With this clear invitation before him, Whittenfield hesitated. “I don’t know what you will make of it. I haven’t sorted it out myself yet, not since I realized she was telling the truth.” He smiled uncertainly. “Well, I’ll leave it up to you. That’s probably best.” He took another nervous sip of wine. “She—that is, Sabrina, of course—she continued to watch the Count. She was up many nights, so that it was all she could do to work the next day. During that time she took great care to do her work well. And she made herself as useful as possible to the manservant so that she might stay in his good graces. In her journal she related that he never behaved in any but the most polite way, and yet she felt the same sort of awe for the servant that she did for the master. And she feared to face him directly, except when absolutely necessary. When she had been the Count’s housekeeper for a few months, she had enough coins laid aside to enable her to purchase a crucifix—she had sold her old one the year before—and she mentions that the Count commented on it when he saw it, saying that it was merely gold plate. She indignantly reminded him that it was the best she could afford, and that the gold was not important, the faith it represented was. The Count acknowledged her correction, and nothing more was said. Then, two weeks after that, he presented her with a second crucifix of the finest gold, finished in the Florentine style. It was in the family for some time, I recall. Aunt Serena said that her grandmother was used to wear it. That was a great surprise to Sabrina, and she promptly took it off to a Roman priest, for all she did not trust him, and asked him to bless the treasure, just in case. He did as she asked, after he had satisfied himself that though Sabrina was one of the English heathen, yet she knew enough of religion to warrant making the request that she did.”

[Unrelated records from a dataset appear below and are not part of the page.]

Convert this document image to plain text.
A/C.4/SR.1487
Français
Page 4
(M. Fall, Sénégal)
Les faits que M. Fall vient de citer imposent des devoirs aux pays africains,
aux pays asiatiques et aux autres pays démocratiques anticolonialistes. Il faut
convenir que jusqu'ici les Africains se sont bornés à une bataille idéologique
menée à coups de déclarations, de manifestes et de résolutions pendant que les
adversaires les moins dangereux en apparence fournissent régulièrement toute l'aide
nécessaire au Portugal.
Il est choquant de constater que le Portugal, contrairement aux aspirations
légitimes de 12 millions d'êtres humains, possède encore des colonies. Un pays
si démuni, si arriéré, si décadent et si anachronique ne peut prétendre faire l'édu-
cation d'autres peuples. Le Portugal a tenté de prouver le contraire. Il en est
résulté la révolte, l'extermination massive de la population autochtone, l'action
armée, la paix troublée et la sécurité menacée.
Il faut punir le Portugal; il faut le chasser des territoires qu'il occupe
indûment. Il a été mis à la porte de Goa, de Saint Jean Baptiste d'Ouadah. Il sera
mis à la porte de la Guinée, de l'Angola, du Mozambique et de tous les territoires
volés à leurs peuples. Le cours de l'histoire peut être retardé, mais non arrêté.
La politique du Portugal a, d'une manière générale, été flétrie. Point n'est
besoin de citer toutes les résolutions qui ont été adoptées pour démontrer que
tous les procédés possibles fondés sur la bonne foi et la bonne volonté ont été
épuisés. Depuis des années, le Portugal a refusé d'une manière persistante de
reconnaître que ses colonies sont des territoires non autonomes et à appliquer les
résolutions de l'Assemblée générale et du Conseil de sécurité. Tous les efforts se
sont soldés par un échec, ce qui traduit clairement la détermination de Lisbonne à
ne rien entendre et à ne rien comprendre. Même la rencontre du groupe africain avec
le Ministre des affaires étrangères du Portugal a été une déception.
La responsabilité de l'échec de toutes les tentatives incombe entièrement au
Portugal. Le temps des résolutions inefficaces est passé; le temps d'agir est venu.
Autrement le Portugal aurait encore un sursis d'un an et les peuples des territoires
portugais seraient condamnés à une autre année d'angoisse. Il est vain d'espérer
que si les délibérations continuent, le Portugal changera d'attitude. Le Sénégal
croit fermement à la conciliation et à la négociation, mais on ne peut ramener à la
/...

“And did her Count vanish in a puff of smoke next morning?” Dominick ventured sarcastically.

“No. He was unperturbed as ever. From what Sabrina says, he was a man of the utmost urbanity and self-possession. She never heard him raise his voice, never saw any evidence that he abused his manservant, never found any indications of moral excesses. I’ve been trying for years to puzzle out what she means by moral excesses. Still, whatever they were he didn’t do them. Finally one night, while she was keeping her vigil on the stair below one of the locked doors, being fatigued by her housekeeper’s tasks during the day, and having spent the better part of most nights watching, she fell asleep, in this case quite literally. She tumbled down the stairs, and in her journal she states that although she does not remember doing so, she must have cried out, for she does recall a door opening and light falling on her from one of the locked rooms.”